When I think back about my journey with bicycles, my memory starts with teaching myself how to ride one day after school and how far away from home I went that first day. Soon after, I was mesmerized by that first visit to the old Bearclaw BMX track with my dad (probably in 1976 or so). I think about how my pal and I started racing BMX and the modifications we dreamed about making to our bikes. We poured over the magazines and lusted over the best frames and parts thinking we could go faster if only we had them, and we soon did. The early BMX racing pioneers like Stu Thompson, Greg Hill and Harry Leary were our heroes. Then we got into jumping, and our distances and heights got further and higher. My pal John Paul asked for a ramp one year for Christmas, and got it. He kept us pushing and pushing with his jumps. The dude had no fear. “Let’s make the jump higher,” JP would say, right after we’d made it so high it was unstable.

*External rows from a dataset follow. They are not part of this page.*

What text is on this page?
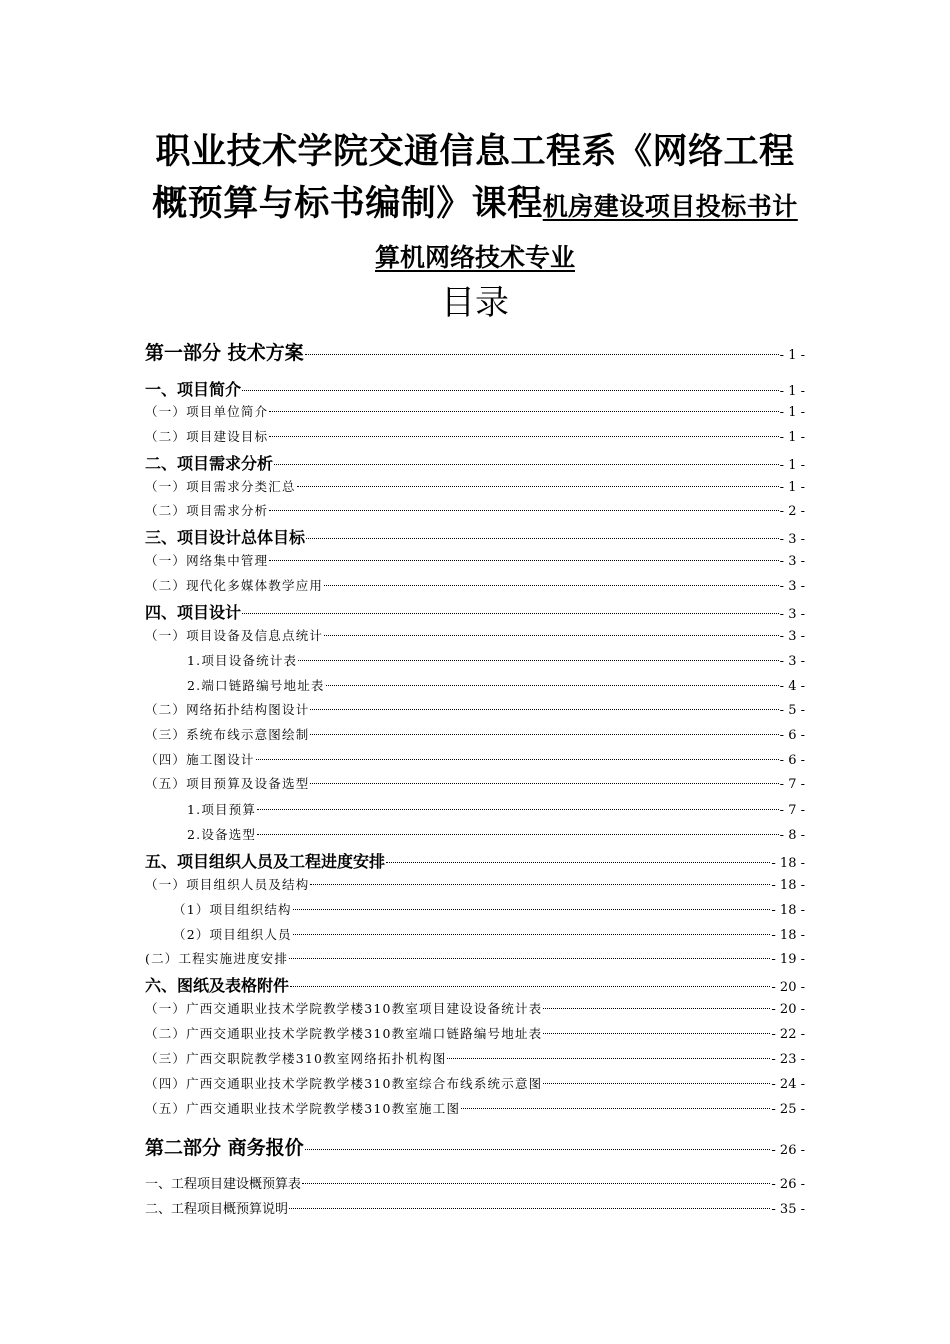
职业技术学院交通信息工程系《网络工程
概预算与标书编制》课程机房建设项目投标书计
算机网络技术专业
目录
第一部分 技术方案	- 1 -
一、项目简介	- 1 -
（一）项目单位简介	- 1 -
（二）项目建设目标	- 1 -
二、项目需求分析	- 1 -
（一）项目需求分类汇总	- 1 -
（二）项目需求分析	- 2 -
三、项目设计总体目标	- 3 -
（一）网络集中管理	- 3 -
（二）现代化多媒体教学应用	- 3 -
四、项目设计	- 3 -
（一）项目设备及信息点统计	- 3 -
1.项目设备统计表	- 3 -
2.端口链路编号地址表	- 4 -
（二）网络拓扑结构图设计	- 5 -
（三）系统布线示意图绘制	- 6 -
（四）施工图设计	- 6 -
（五）项目预算及设备选型	- 7 -
1.项目预算	- 7 -
2.设备选型	- 8 -
五、项目组织人员及工程进度安排	- 18 -
（一）项目组织人员及结构	- 18 -
（1）项目组织结构	- 18 -
（2）项目组织人员	- 18 -
(二）工程实施进度安排	- 19 -
六、图纸及表格附件	- 20 -
（一）广西交通职业技术学院教学楼310教室项目建设设备统计表	- 20 -
（二）广西交通职业技术学院教学楼310教室端口链路编号地址表	- 22 -
（三）广西交职院教学楼310教室网络拓扑机构图	- 23 -
（四）广西交通职业技术学院教学楼310教室综合布线系统示意图	- 24 -
（五）广西交通职业技术学院教学楼310教室施工图	- 25 -
第二部分 商务报价	- 26 -
一、工程项目建设概预算表	- 26 -
二、工程项目概预算说明	- 35 -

Road racing bikes soon followed and my rides would stretch multiple counties and hours. The thread that ties all of this together is that I’ve always pushed it. It was never about leisure or comfort. It wasn’t about art or beauty. It was about going farther, faster and higher. I always thought I could do better and do more of what I was doing.
That experience is what I offer in a bicycle. I use the tubes I do because I think they offer the best combination of specs for performance. I use the components I do because I feel they will build the lightest, stiffest and strongest bicycle that I can make. I pay attention to the details, like how cables are routed for the cyclocross bikes, what dropouts are used for easy wheel changes and how tiny changes in geometry can make a bike ride right, or wrong. Perfect alignment is strived for but never achieved. As long as smaller units of measurement exist, I’ll keep getting closer and closer to perfect. These are all small details by themselves but make up the differences between me and whatever big brand that comes to mind.
So, yes, a history of racing or performance matters. Not so much that the end user needs to race or even be competitively minded, oh no. Ride for you. I think racing matters to me because I know that I’m still pushing to make the best frame and forks I can and that’s something you will notice on a short ride to the grocery store, the local Saturday “hammerfest” or a sanctioned criterium or cyclocross race.